Duran Duran throws a party at Masonic

By GARY GRAFF
Of the Oakland Press

DETROIT -- As the group vamped its way through a lengthy, extended version of its hit "Girls on Film," frontman Simon Le Bon introduced Duran Duran as "the band designed to make you party!"

And a party is exactly what the early MTV heroes threw on Thursday night at Masonic Temple Theatre, a two-hour and five-minute parade of hits played with the kind of energy and received with a kind of fan exuberance that transported the 25 years since Duran Duran's hit heyday. There were, of course, some ungainly sights of now middle-aged devotees -- the vast majority female -- dancing, screaming, swooning, sneaking down the aisles and, during the encore, stage-crashing -- but it was all done in a spirit of good fun and more than a little bit of nostalgia.

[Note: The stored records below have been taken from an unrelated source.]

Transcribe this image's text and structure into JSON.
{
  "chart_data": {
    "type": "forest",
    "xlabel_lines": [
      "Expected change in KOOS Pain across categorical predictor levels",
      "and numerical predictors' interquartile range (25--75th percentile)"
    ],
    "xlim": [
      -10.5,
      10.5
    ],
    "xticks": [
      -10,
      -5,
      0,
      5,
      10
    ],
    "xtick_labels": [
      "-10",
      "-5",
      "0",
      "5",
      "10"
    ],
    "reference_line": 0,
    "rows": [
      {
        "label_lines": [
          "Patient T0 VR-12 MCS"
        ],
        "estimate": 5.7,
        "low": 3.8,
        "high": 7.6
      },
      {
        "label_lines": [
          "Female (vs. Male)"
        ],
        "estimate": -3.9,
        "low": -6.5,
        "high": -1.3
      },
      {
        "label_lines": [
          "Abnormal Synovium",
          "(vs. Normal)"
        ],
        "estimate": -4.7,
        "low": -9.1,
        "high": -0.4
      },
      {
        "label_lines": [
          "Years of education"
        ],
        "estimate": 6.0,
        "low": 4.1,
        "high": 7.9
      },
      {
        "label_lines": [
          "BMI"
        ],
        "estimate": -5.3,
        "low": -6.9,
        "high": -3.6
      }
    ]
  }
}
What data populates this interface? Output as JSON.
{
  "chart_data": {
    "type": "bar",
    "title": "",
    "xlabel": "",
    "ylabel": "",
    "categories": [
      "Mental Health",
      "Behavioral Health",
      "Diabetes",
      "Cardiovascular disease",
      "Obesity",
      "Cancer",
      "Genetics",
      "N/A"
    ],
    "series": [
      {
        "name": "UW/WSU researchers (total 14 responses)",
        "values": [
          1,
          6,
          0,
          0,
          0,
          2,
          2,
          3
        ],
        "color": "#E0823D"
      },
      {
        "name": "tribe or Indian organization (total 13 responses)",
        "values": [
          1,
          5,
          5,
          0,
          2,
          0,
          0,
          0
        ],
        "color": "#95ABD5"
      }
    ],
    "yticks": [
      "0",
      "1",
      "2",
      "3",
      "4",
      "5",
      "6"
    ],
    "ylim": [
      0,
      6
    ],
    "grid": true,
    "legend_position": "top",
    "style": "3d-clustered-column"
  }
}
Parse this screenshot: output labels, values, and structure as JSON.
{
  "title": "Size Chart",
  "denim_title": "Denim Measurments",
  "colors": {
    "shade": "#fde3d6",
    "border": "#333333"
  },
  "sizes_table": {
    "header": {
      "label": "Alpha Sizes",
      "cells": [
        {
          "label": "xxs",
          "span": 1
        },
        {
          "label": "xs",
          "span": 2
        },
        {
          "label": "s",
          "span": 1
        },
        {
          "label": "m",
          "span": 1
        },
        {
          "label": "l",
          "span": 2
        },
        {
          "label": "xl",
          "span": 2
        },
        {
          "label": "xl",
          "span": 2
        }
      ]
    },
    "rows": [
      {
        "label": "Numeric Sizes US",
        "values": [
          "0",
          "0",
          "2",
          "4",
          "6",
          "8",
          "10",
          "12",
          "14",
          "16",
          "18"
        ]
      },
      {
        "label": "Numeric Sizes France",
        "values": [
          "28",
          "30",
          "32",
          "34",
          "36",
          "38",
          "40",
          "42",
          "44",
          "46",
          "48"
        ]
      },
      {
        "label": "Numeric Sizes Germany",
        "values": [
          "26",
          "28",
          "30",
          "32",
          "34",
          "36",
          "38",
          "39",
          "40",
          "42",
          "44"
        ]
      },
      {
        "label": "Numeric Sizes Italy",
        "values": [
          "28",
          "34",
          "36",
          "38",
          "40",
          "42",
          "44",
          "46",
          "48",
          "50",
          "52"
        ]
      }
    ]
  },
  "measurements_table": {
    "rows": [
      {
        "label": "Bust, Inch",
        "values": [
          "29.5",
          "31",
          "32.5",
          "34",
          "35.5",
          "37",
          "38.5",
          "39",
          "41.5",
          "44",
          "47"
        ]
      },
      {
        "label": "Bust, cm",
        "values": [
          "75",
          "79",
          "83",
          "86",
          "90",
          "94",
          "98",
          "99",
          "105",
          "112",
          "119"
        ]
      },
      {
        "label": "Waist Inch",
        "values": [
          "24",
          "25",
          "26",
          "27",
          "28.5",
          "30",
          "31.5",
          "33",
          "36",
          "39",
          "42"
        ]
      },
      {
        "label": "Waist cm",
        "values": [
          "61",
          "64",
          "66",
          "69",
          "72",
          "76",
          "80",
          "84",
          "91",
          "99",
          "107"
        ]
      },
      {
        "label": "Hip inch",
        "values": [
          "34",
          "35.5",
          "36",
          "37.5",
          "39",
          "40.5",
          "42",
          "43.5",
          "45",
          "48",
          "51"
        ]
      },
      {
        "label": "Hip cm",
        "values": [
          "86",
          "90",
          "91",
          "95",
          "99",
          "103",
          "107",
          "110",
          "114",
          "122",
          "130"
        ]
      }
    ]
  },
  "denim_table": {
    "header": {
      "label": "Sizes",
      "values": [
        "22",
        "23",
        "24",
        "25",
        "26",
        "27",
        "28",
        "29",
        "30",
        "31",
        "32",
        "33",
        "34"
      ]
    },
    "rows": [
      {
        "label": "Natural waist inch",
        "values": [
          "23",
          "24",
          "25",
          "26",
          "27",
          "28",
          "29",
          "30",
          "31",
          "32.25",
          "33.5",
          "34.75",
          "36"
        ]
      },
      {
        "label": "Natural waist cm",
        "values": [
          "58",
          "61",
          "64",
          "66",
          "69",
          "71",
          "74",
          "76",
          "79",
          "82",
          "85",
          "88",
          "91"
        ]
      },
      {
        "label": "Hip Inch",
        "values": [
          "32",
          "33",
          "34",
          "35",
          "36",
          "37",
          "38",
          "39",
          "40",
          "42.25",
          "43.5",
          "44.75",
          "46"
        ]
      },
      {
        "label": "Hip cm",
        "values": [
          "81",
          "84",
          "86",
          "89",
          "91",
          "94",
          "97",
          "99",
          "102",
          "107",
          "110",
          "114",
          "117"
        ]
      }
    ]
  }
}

Duran Duran wasn't entirely playing for sentiment, however. The group has a new album out, "Red Carpet Massacre," that certainly fits in the contemporary pop soundscape thanks to collaborations with Timbaland, Justin Timberlake and Nate "Danja" Hills. But that was very nearly the show's undoing when the band opened with three of the new songs -- "The Valley," "Nite Runner" and the album's title track; it's not that they were unfamiliar but that Duran Duran didn't quite replicate the sleek modern club groove of their recorded counterparts, lurching rather than gliding through them.

A one-two punch of "Hungry Like the Wolf" and "Planet Earth" gave the show its real lift-off, however, and both band and fans were well warmed-up for later "Red Carpet Massacre" fare, including solidly performed renditions of the ballad "Falling Down" and the dance track "Skin Divers."

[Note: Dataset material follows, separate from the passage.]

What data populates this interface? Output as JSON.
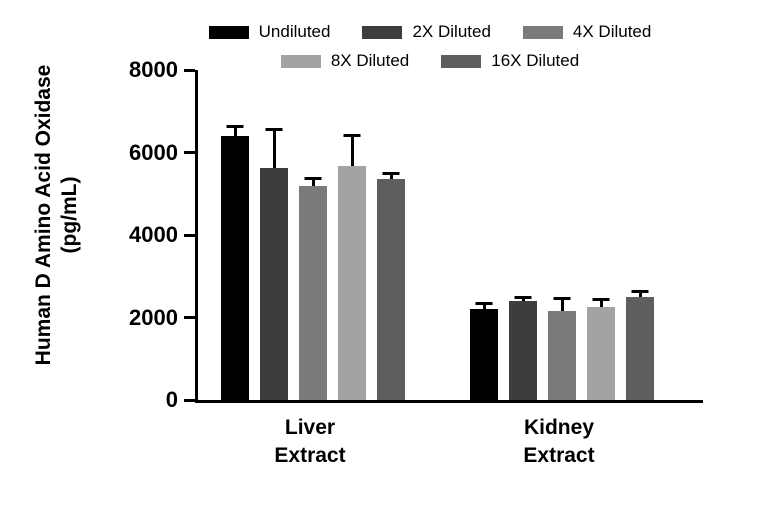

Nevertheless, the night worked best on more familiar turf, and Duran Duran -- four founding members and three adjuncts on guitar, saxophone and backing vocals -- doled out plenty of that, including "The Reflex," "Save a Prayer," "A View to a Kill," "Notorious," "Girls on Film" and the still-execrable-after-all-these-years "Wild Boys." A fluid light show filled with moving parts gave each song its own unique look, and Le Bon's tremulous voice generally held up better than the tight slacks that kept slipping down his torso -- to the vociferous delight of a good chunk of the fans.

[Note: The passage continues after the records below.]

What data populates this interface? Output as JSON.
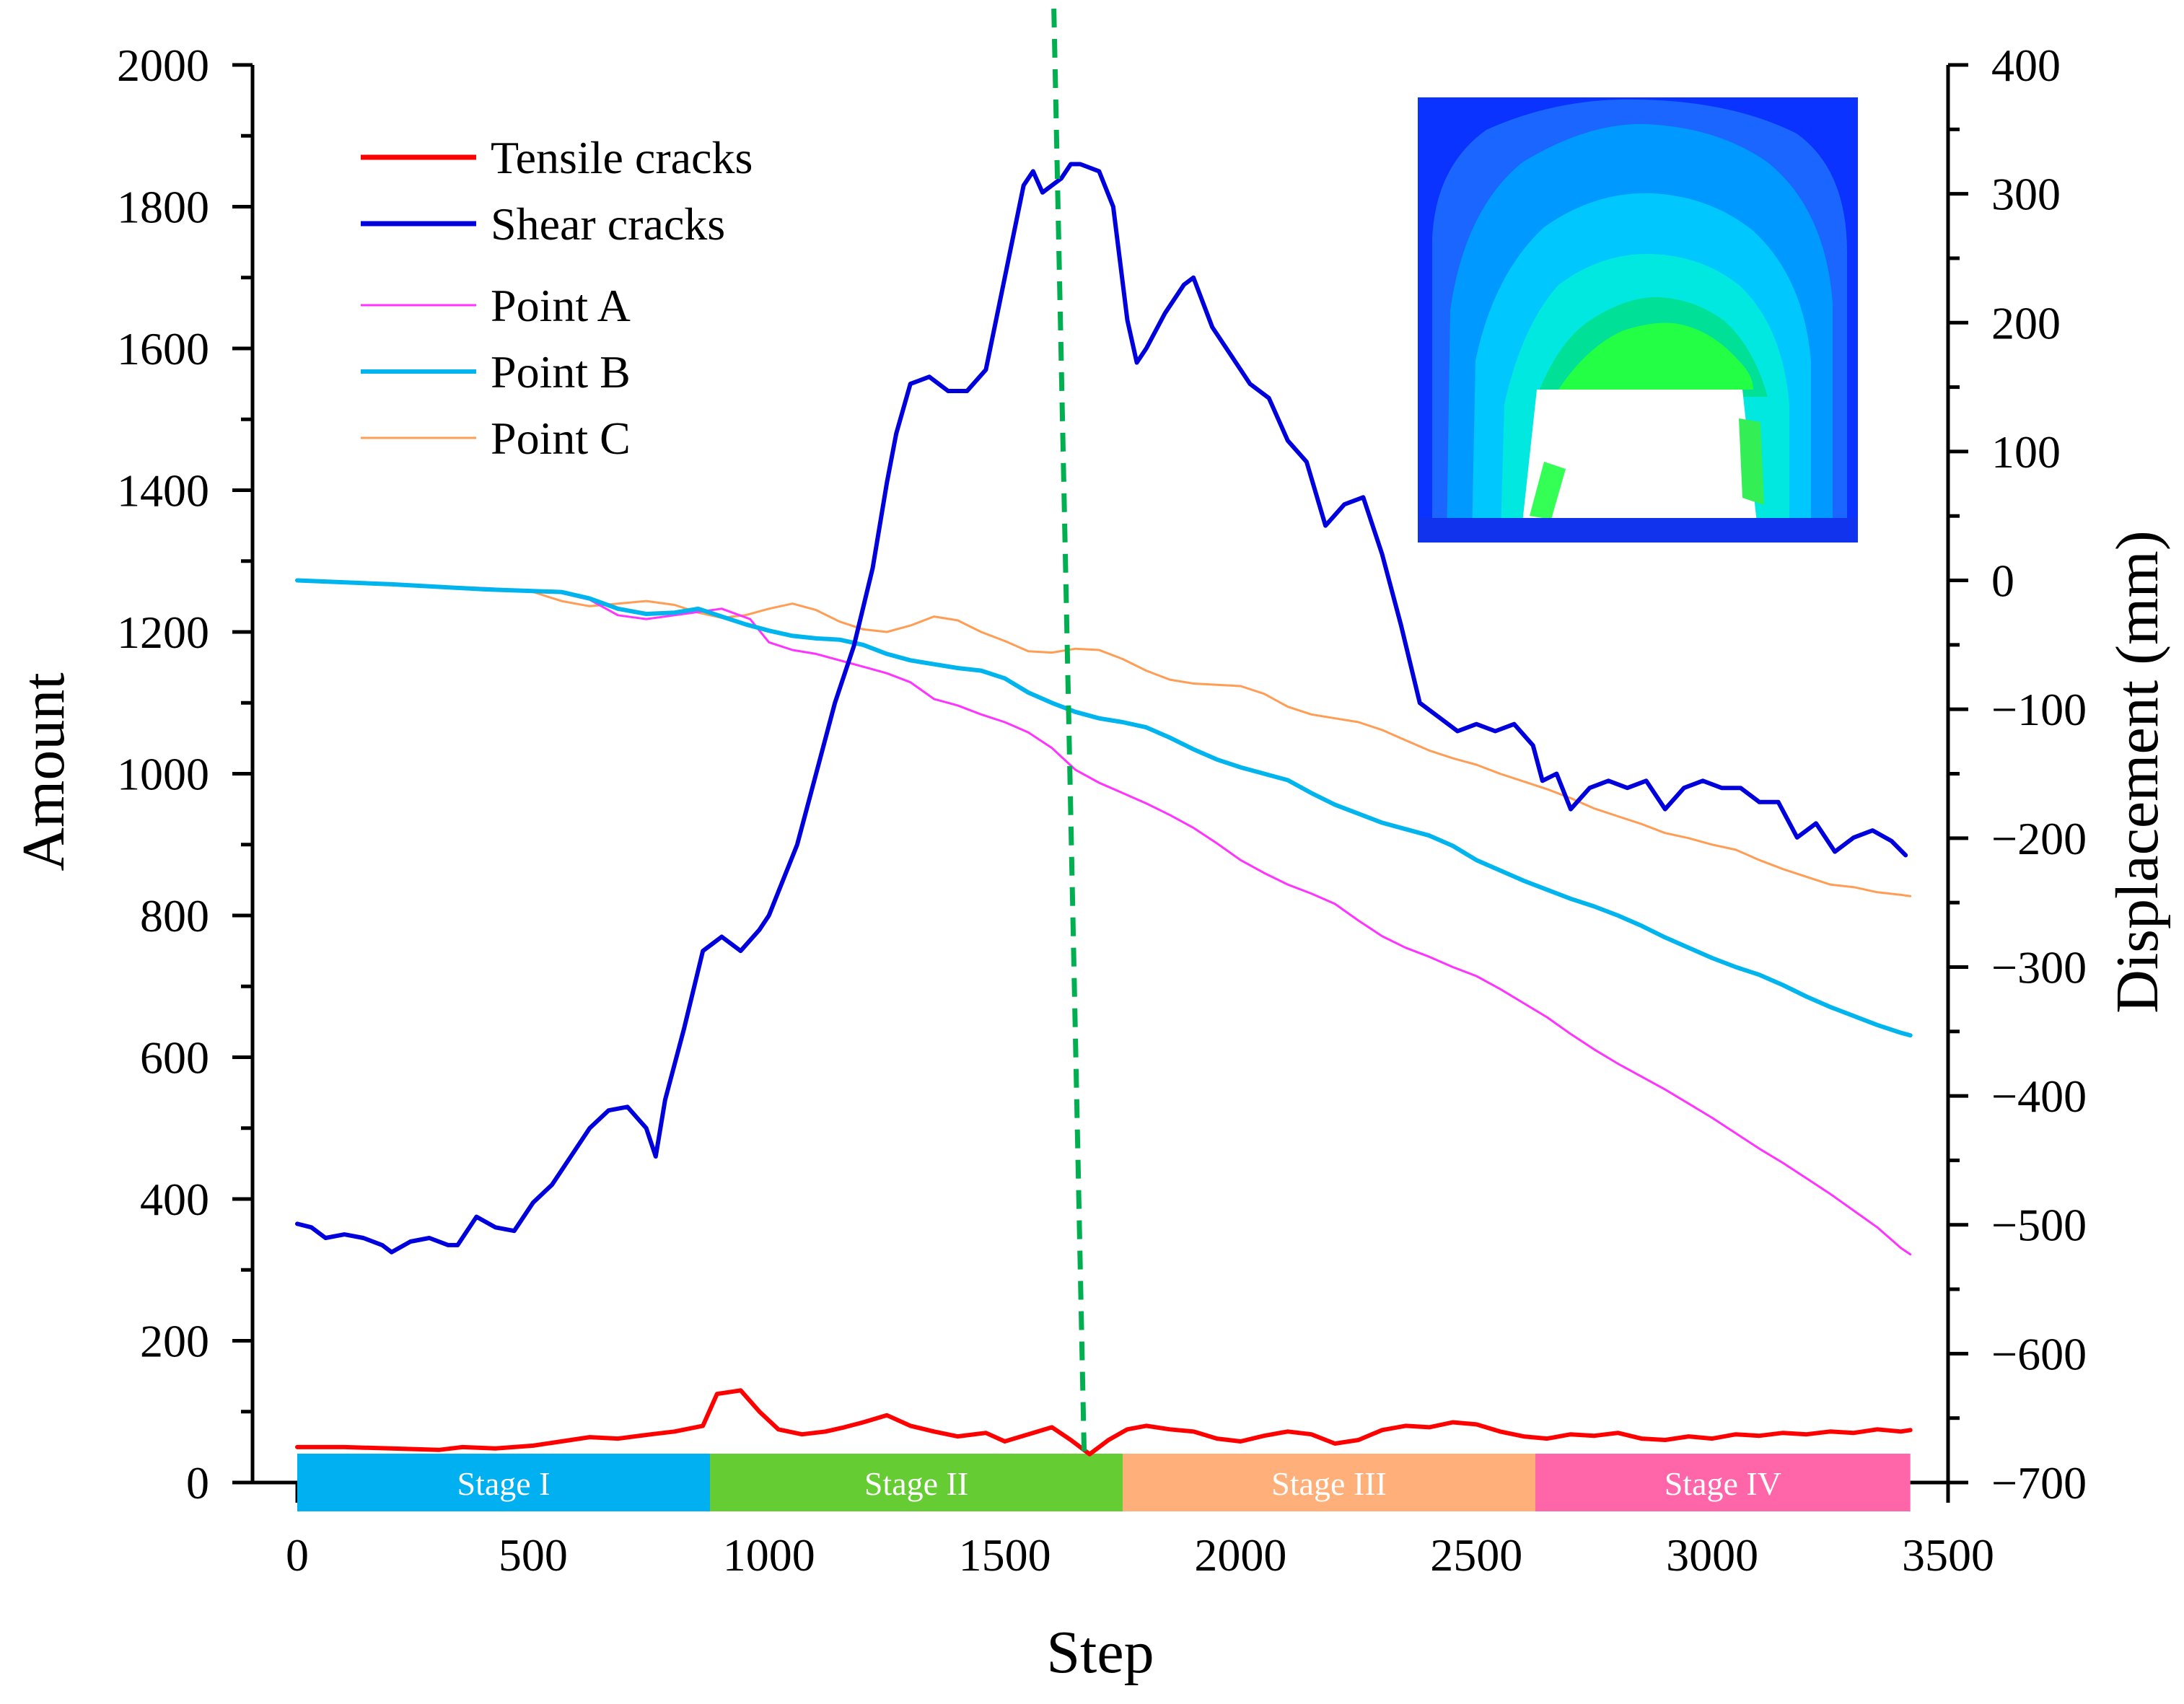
{
  "chart_data": {
    "type": "line",
    "xlabel": "Step",
    "ylabel_left": "Amount",
    "ylabel_right": "Displacement (mm)",
    "xlim": [
      0,
      3500
    ],
    "ylim_left": [
      0,
      2000
    ],
    "ylim_right": [
      -700,
      400
    ],
    "x_ticks": [
      {
        "value": 0,
        "label": "0"
      },
      {
        "value": 500,
        "label": "500"
      },
      {
        "value": 1000,
        "label": "1000"
      },
      {
        "value": 1500,
        "label": "1500"
      },
      {
        "value": 2000,
        "label": "2000"
      },
      {
        "value": 2500,
        "label": "2500"
      },
      {
        "value": 3000,
        "label": "3000"
      },
      {
        "value": 3500,
        "label": "3500"
      }
    ],
    "y_left_ticks": [
      {
        "value": 0,
        "label": "0"
      },
      {
        "value": 200,
        "label": "200"
      },
      {
        "value": 400,
        "label": "400"
      },
      {
        "value": 600,
        "label": "600"
      },
      {
        "value": 800,
        "label": "800"
      },
      {
        "value": 1000,
        "label": "1000"
      },
      {
        "value": 1200,
        "label": "1200"
      },
      {
        "value": 1400,
        "label": "1400"
      },
      {
        "value": 1600,
        "label": "1600"
      },
      {
        "value": 1800,
        "label": "1800"
      },
      {
        "value": 2000,
        "label": "2000"
      }
    ],
    "y_right_ticks": [
      {
        "value": 400,
        "label": "400"
      },
      {
        "value": 300,
        "label": "300"
      },
      {
        "value": 200,
        "label": "200"
      },
      {
        "value": 100,
        "label": "100"
      },
      {
        "value": 0,
        "label": "0"
      },
      {
        "value": -100,
        "label": "−100"
      },
      {
        "value": -200,
        "label": "−200"
      },
      {
        "value": -300,
        "label": "−300"
      },
      {
        "value": -400,
        "label": "−400"
      },
      {
        "value": -500,
        "label": "−500"
      },
      {
        "value": -600,
        "label": "−600"
      },
      {
        "value": -700,
        "label": "−700"
      }
    ],
    "stages": [
      {
        "label": "Stage I",
        "start": 0,
        "end": 875,
        "color": "#00b0f0"
      },
      {
        "label": "Stage II",
        "start": 875,
        "end": 1750,
        "color": "#66cc33"
      },
      {
        "label": "Stage III",
        "start": 1750,
        "end": 2625,
        "color": "#ffb07a"
      },
      {
        "label": "Stage IV",
        "start": 2625,
        "end": 3420,
        "color": "#ff66aa"
      }
    ],
    "peak_marker": {
      "x": 1650,
      "color": "#00b050"
    },
    "legend_position": "top-left",
    "series": [
      {
        "name": "Tensile cracks",
        "axis": "left",
        "color": "#ff0000",
        "x": [
          0,
          100,
          200,
          300,
          350,
          420,
          500,
          560,
          620,
          680,
          750,
          800,
          860,
          890,
          940,
          980,
          1020,
          1070,
          1120,
          1160,
          1200,
          1250,
          1300,
          1350,
          1400,
          1460,
          1500,
          1560,
          1600,
          1640,
          1680,
          1720,
          1760,
          1800,
          1850,
          1900,
          1950,
          2000,
          2050,
          2100,
          2150,
          2200,
          2250,
          2300,
          2350,
          2400,
          2450,
          2500,
          2550,
          2600,
          2650,
          2700,
          2750,
          2800,
          2850,
          2900,
          2950,
          3000,
          3050,
          3100,
          3150,
          3200,
          3250,
          3300,
          3350,
          3400,
          3420
        ],
        "y": [
          50,
          50,
          48,
          46,
          50,
          48,
          52,
          58,
          64,
          62,
          68,
          72,
          80,
          125,
          130,
          100,
          75,
          68,
          72,
          78,
          85,
          95,
          80,
          72,
          65,
          70,
          58,
          70,
          78,
          60,
          40,
          60,
          75,
          80,
          75,
          72,
          62,
          58,
          66,
          72,
          68,
          55,
          60,
          74,
          80,
          78,
          85,
          82,
          72,
          65,
          62,
          68,
          66,
          70,
          62,
          60,
          65,
          62,
          68,
          66,
          70,
          68,
          72,
          70,
          75,
          72,
          74
        ]
      },
      {
        "name": "Shear cracks",
        "axis": "left",
        "color": "#0000dd",
        "x": [
          0,
          30,
          60,
          100,
          140,
          180,
          200,
          240,
          280,
          320,
          340,
          380,
          420,
          460,
          500,
          540,
          580,
          620,
          660,
          700,
          740,
          760,
          780,
          820,
          860,
          880,
          900,
          940,
          980,
          1000,
          1030,
          1060,
          1100,
          1140,
          1180,
          1220,
          1250,
          1270,
          1300,
          1340,
          1380,
          1420,
          1460,
          1500,
          1540,
          1560,
          1580,
          1620,
          1640,
          1660,
          1700,
          1730,
          1760,
          1780,
          1800,
          1840,
          1880,
          1900,
          1940,
          1980,
          2020,
          2060,
          2100,
          2140,
          2180,
          2220,
          2260,
          2300,
          2340,
          2380,
          2420,
          2460,
          2500,
          2540,
          2580,
          2620,
          2640,
          2670,
          2700,
          2740,
          2780,
          2820,
          2860,
          2900,
          2940,
          2980,
          3020,
          3060,
          3100,
          3140,
          3180,
          3220,
          3260,
          3300,
          3340,
          3380,
          3410
        ],
        "y": [
          365,
          360,
          345,
          350,
          345,
          335,
          325,
          340,
          345,
          335,
          335,
          375,
          360,
          355,
          395,
          420,
          460,
          500,
          525,
          530,
          500,
          460,
          540,
          640,
          750,
          760,
          770,
          750,
          780,
          800,
          850,
          900,
          1000,
          1100,
          1180,
          1290,
          1410,
          1480,
          1550,
          1560,
          1540,
          1540,
          1570,
          1700,
          1830,
          1850,
          1820,
          1840,
          1860,
          1860,
          1850,
          1800,
          1640,
          1580,
          1600,
          1650,
          1690,
          1700,
          1630,
          1590,
          1550,
          1530,
          1470,
          1440,
          1350,
          1380,
          1390,
          1310,
          1210,
          1100,
          1080,
          1060,
          1070,
          1060,
          1070,
          1040,
          990,
          1000,
          950,
          980,
          990,
          980,
          990,
          950,
          980,
          990,
          980,
          980,
          960,
          960,
          910,
          930,
          890,
          910,
          920,
          905,
          885
        ]
      },
      {
        "name": "Point A",
        "axis": "right",
        "color": "#ff33ff",
        "x": [
          0,
          200,
          400,
          550,
          620,
          680,
          740,
          800,
          860,
          900,
          960,
          1000,
          1050,
          1100,
          1150,
          1200,
          1250,
          1300,
          1350,
          1400,
          1450,
          1500,
          1550,
          1600,
          1650,
          1700,
          1750,
          1800,
          1850,
          1900,
          1950,
          2000,
          2050,
          2100,
          2150,
          2200,
          2250,
          2300,
          2350,
          2400,
          2450,
          2500,
          2550,
          2600,
          2650,
          2700,
          2750,
          2800,
          2850,
          2900,
          2950,
          3000,
          3050,
          3100,
          3150,
          3200,
          3250,
          3300,
          3350,
          3400,
          3420
        ],
        "y": [
          0,
          -3,
          -6,
          -9,
          -15,
          -27,
          -30,
          -27,
          -24,
          -22,
          -30,
          -48,
          -54,
          -57,
          -62,
          -67,
          -72,
          -79,
          -92,
          -97,
          -104,
          -110,
          -118,
          -130,
          -147,
          -157,
          -165,
          -173,
          -182,
          -192,
          -204,
          -217,
          -227,
          -236,
          -243,
          -251,
          -264,
          -276,
          -285,
          -292,
          -300,
          -307,
          -317,
          -328,
          -339,
          -352,
          -364,
          -375,
          -385,
          -395,
          -406,
          -417,
          -429,
          -441,
          -452,
          -464,
          -476,
          -489,
          -502,
          -518,
          -523
        ]
      },
      {
        "name": "Point B",
        "axis": "right",
        "color": "#00b4ee",
        "x": [
          0,
          200,
          400,
          560,
          620,
          680,
          740,
          800,
          850,
          900,
          950,
          1000,
          1050,
          1100,
          1150,
          1200,
          1250,
          1300,
          1350,
          1400,
          1450,
          1500,
          1550,
          1600,
          1650,
          1700,
          1750,
          1800,
          1850,
          1900,
          1950,
          2000,
          2050,
          2100,
          2150,
          2200,
          2250,
          2300,
          2350,
          2400,
          2450,
          2500,
          2550,
          2600,
          2650,
          2700,
          2750,
          2800,
          2850,
          2900,
          2950,
          3000,
          3050,
          3100,
          3150,
          3200,
          3250,
          3300,
          3350,
          3400,
          3420
        ],
        "y": [
          0,
          -3,
          -7,
          -9,
          -14,
          -22,
          -26,
          -25,
          -22,
          -28,
          -34,
          -39,
          -43,
          -45,
          -46,
          -50,
          -57,
          -62,
          -65,
          -68,
          -70,
          -76,
          -87,
          -95,
          -102,
          -107,
          -110,
          -114,
          -122,
          -131,
          -139,
          -145,
          -150,
          -155,
          -165,
          -174,
          -181,
          -188,
          -193,
          -198,
          -206,
          -217,
          -225,
          -233,
          -240,
          -247,
          -253,
          -260,
          -268,
          -277,
          -285,
          -293,
          -300,
          -306,
          -314,
          -323,
          -331,
          -338,
          -345,
          -351,
          -353
        ]
      },
      {
        "name": "Point C",
        "axis": "right",
        "color": "#ff9d55",
        "x": [
          0,
          200,
          400,
          500,
          560,
          620,
          680,
          740,
          800,
          850,
          900,
          950,
          1000,
          1050,
          1100,
          1150,
          1200,
          1250,
          1300,
          1350,
          1400,
          1450,
          1500,
          1550,
          1600,
          1650,
          1700,
          1750,
          1800,
          1850,
          1900,
          1950,
          2000,
          2050,
          2100,
          2150,
          2200,
          2250,
          2300,
          2350,
          2400,
          2450,
          2500,
          2550,
          2600,
          2650,
          2700,
          2750,
          2800,
          2850,
          2900,
          2950,
          3000,
          3050,
          3100,
          3150,
          3200,
          3250,
          3300,
          3350,
          3400,
          3420
        ],
        "y": [
          0,
          -3,
          -7,
          -9,
          -16,
          -20,
          -18,
          -16,
          -19,
          -25,
          -29,
          -27,
          -22,
          -18,
          -23,
          -32,
          -38,
          -40,
          -35,
          -28,
          -31,
          -40,
          -47,
          -55,
          -56,
          -53,
          -54,
          -61,
          -70,
          -77,
          -80,
          -81,
          -82,
          -88,
          -98,
          -104,
          -107,
          -110,
          -116,
          -124,
          -132,
          -138,
          -143,
          -150,
          -156,
          -162,
          -169,
          -177,
          -183,
          -189,
          -196,
          -200,
          -205,
          -209,
          -217,
          -224,
          -230,
          -236,
          -238,
          -242,
          -244,
          -245
        ]
      }
    ]
  }
}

The show's real highlight was a mid-show "electro set," a Kraftwerk-style dissemination of six songs played with synthesizers and electronic percussion that well-suited songs such as "Last Chance on the Stairway," "All She Wants Is," "I Don't Want Your Love" and "Skin Trade." The smiles on the faces of the four founders -- Le Bon, bassist John Taylor, drummer Roger Taylor (no relation) and keyboardist Nick Rhodes -- made it clear that this playful interlude was freshening the experience for them as well as their fans.

"Rio," predictably, closed the show on another eminently danceable note -- a "Reflex," perhaps, but one that certainly made sense.